Critiques

Polisse : Formidable nébuleuse

Comme point de départ, il y avait donc un documentaire sur la Brigade des Mineurs (BPM). Maïwenn s'empare de ce sujet difficile pour écrire un script, aidée par Emmanuelle Bercot qui intègre également le casting du futur "Polisse".

Dans une brigade composée par dix protagonistes tous différents les uns des autres, elle filme le quotidien de la BPM, le malheur qu'ils écoutent sous toutes ses formes. Forte d'une documentation précise, Maïwenn s'empare de son sujet pour en faire un film social puissant. "Polisse" prend très largement des airs de documentaire, cette fois-ci sous l'angle du groupe. Un cinéma qui révèle encore un peu plus l'identité de Maïwenn. Elle avait déjà tourné caméra au point pour "Pardonnez-moi" en 2006, avant de mettre sur pied un faux-documentaire dans "Le bal des actrices" en 2009.

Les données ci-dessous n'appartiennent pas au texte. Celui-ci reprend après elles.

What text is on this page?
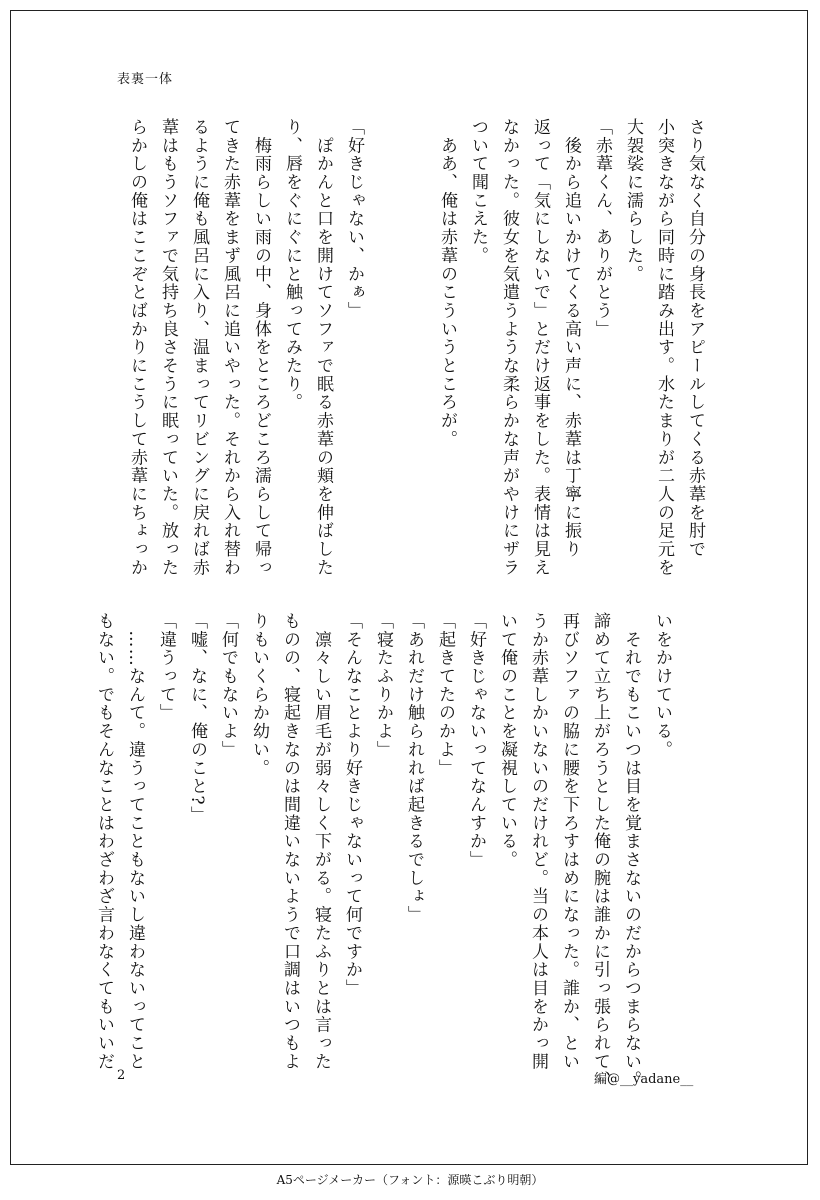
表裏一体

さり気なく自分の身長をアピールしてくる赤葦を肘で

小突きながら同時に踏み出す。水たまりが二人の足元を

大袈裟に濡らした。

「赤葦くん、ありがとう」

　後から追いかけてくる高い声に、赤葦は丁寧に振り

返って「気にしないで」とだけ返事をした。表情は見え

なかった。彼女を気遣うような柔らかな声がやけにザラ

ついて聞こえた。

　ああ、俺は赤葦のこういうところが。

「好きじゃない、かぁ」

　ぽかんと口を開けてソファで眠る赤葦の頬を伸ばした

り、唇をぐにぐにと触ってみたり。

　梅雨らしい雨の中、身体をところどころ濡らして帰っ

てきた赤葦をまず風呂に追いやった。それから入れ替わ

るように俺も風呂に入り、温まってリビングに戻れば赤

葦はもうソファで気持ち良さそうに眠っていた。放った

らかしの俺はここぞとばかりにこうして赤葦にちょっか

いをかけている。

　それでもこいつは目を覚まさないのだからつまらない。

諦めて立ち上がろうとした俺の腕は誰かに引っ張られて、

再びソファの脇に腰を下ろすはめになった。誰か、とい

うか赤葦しかいないのだけれど。当の本人は目をかっ開

いて俺のことを凝視している。

「好きじゃないってなんすか」

「起きてたのかよ」

「あれだけ触られれば起きるでしょ」

「寝たふりかよ」

「そんなことより好きじゃないって何ですか」

　凛々しい眉毛が弱々しく下がる。寝たふりとは言った

ものの、寝起きなのは間違いないようで口調はいつもよ

りもいくらか幼い。

「何でもないよ」

「嘘、なに、俺のこと?」

「違うって」

　……なんて。違うってこともないし違わないってこと

もない。でもそんなことはわざわざ言わなくてもいいだ

2	編@__yadane__
A5ページメーカー（フォント：源暎こぶり明朝）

"Polisse" s'apparente donc à une sorte de patchwork. Une multitude d'histoires différentes, avec des protagonistes venus de tous les horizons pour n'oublier personne. Le tout bien collé, avec pour but de suivre le quotidien de la brigade. Les histoires en restent aux faits, la violence se cantonne aux mots. On n'en saura as plus sur les issues de ces histoires, ni sur les personnages qui en sont les acteurs. L'action n'évite pas les clichés sur les générations actuelles, notamment les jeunes filles des cités, et ne soulève que trop rarement l'ambigüité « qu'est-ce que la pédophilie dans les actes, dans l'esprit ? ». Le reste est déjà connu, parce que déjà évoquant avec le réalisme du documentaire. Tout cela n'est que prétexte pour raconter un quotidien, ou comment on passe d'un viol à une discussion sur la politique du gouvernement Sarkozy sur la sécurité et la police. La psychologie du viol, de la pédophilie, ou par extensions des mœurs pour mineurs, est une sorte de façade, un amoncellement de situations diverses (on comprend les difficultés au moment du montage, et les 150 heures de rushs).

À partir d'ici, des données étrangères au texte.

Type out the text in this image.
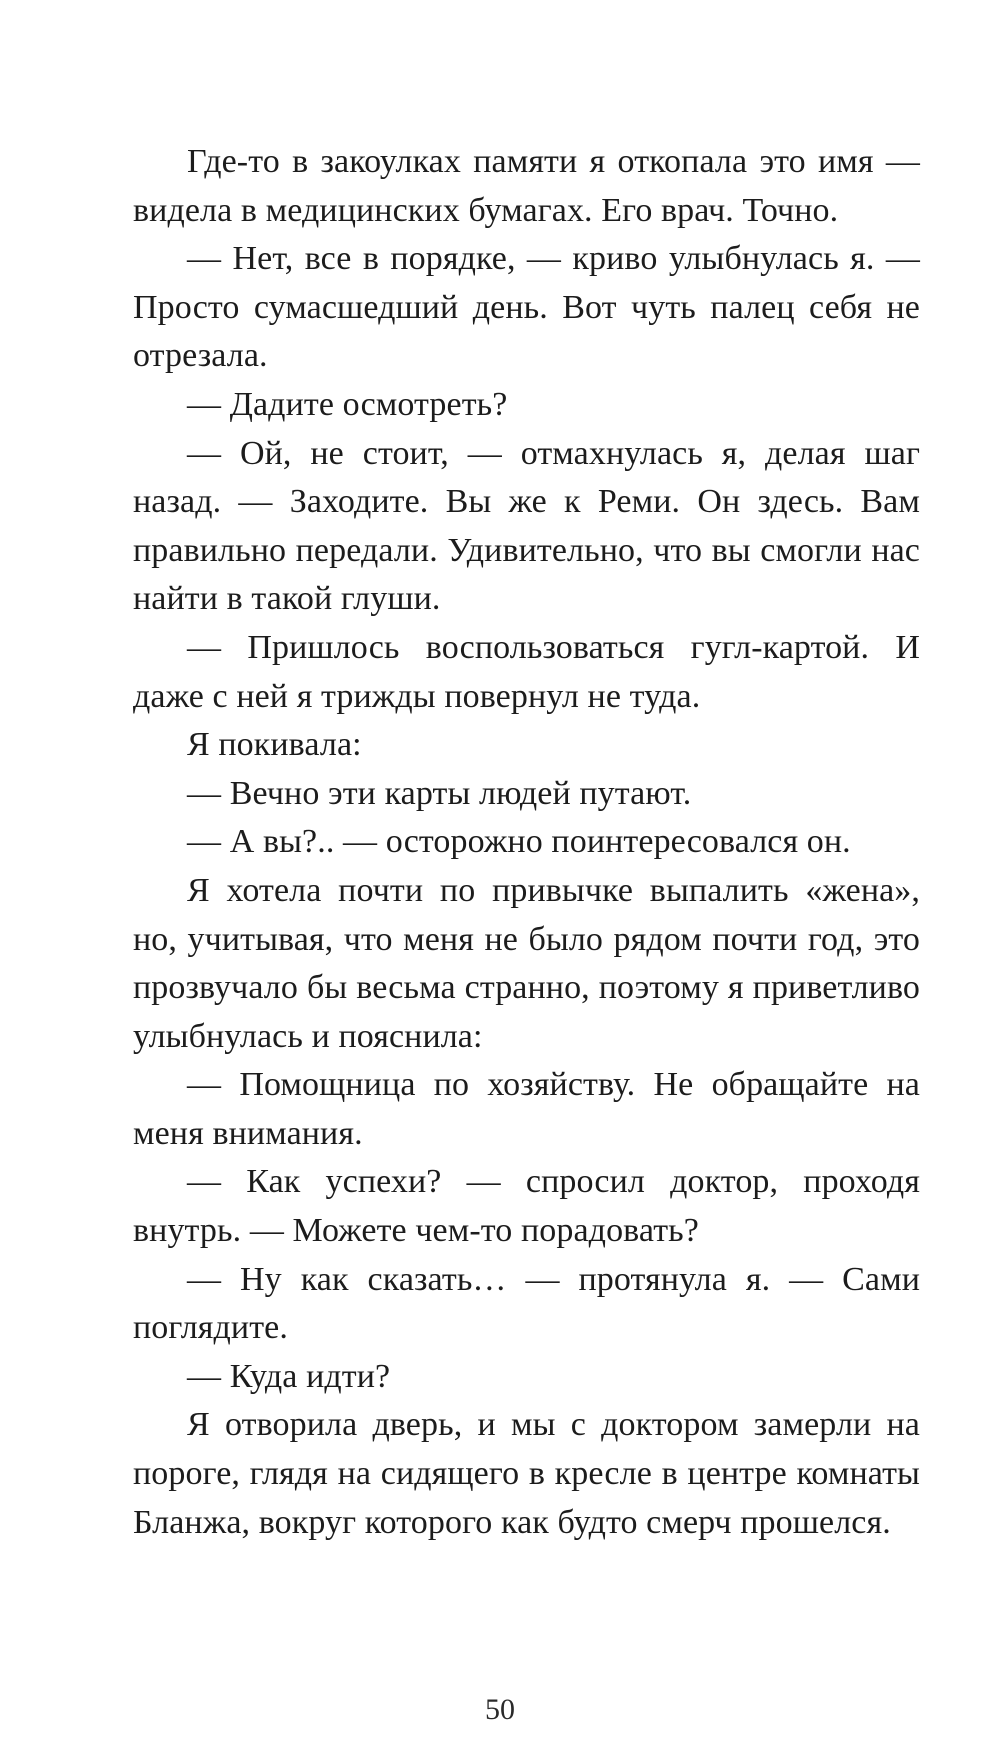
Где-то в закоулках памяти я откопала это имя — видела в медицинских бумагах. Его врач. Точно.

— Нет, все в порядке, — криво улыбнулась я. — Просто сумасшедший день. Вот чуть палец себя не отрезала.

— Дадите осмотреть?

— Ой, не стоит, — отмахнулась я, делая шаг назад. — Заходите. Вы же к Реми. Он здесь. Вам правильно передали. Удивительно, что вы смогли нас найти в такой глуши.

— Пришлось воспользоваться гугл-картой. И даже с ней я трижды повернул не туда.

Я покивала:

— Вечно эти карты людей путают.

— А вы?.. — осторожно поинтересовался он.

Я хотела почти по привычке выпалить «жена», но, учитывая, что меня не было рядом почти год, это прозвучало бы весьма странно, поэтому я приветливо улыбнулась и пояснила:

— Помощница по хозяйству. Не обращайте на меня внимания.

— Как успехи? — спросил доктор, проходя внутрь. — Можете чем-то порадовать?

— Ну как сказать… — протянула я. — Сами поглядите.

— Куда идти?

Я отворила дверь, и мы с доктором замерли на пороге, глядя на сидящего в кресле в центре комнаты Бланжа, вокруг которого как будто смерч прошелся.

50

Maïwenn met en avant les différentes émotions des brigadiers, des larmes à la colère, sans oublier le fou rire qui arrive dans une situation impensable. Elle filme l'exutoire avec réalisme et pertinence, et recueille un spectateur touché par le propos du film et ce feu d'artifice d'émotions. Si le portrait de cette « brigade des biberons », comme elle est surnommée dans le jargon professionnel, est aussi édifiant, c'est aussi grâce aux acteurs et à l'alchimie créée. Ces derniers réussissent à s'emparer des personnages écrits avec une précision d'orfèvre. Psychologiquement, ce sont des rôles difficiles à interpréter devant une caméra, et il ne fallait pas en faire plus, ne pas jouer la carte du paraître. On ressent particulièrement ce travail sur les personnages chez Karin Viard et Marina Foïs, On perçoit alors ce jeu tout en pulsions, énergique et parfois improvisé. Le script met en place un tableau de personnes, toutes avec des traits différents (patchwork je vous dis), de l'intello de la brigade (Jérémie Elkaïm) à l'incarnation de la musulmane moderne (Naidra Ayadi).

Le plus fort reste bien évidemment Fred (Joey Starr), celui qui exprime le plus ses émotions, avec un rôle écrit pour le rappeur, engagé et prenant. Sans oublier de mentionner le travail sur les enfants, qui jouent ici des rôles difficiles et réussissent à se les approprier d'une manière étonnante, à l'image du petit Ousmane enlevé à sa mère sans-abris qui ne veut pas l'emmener dans cette galère.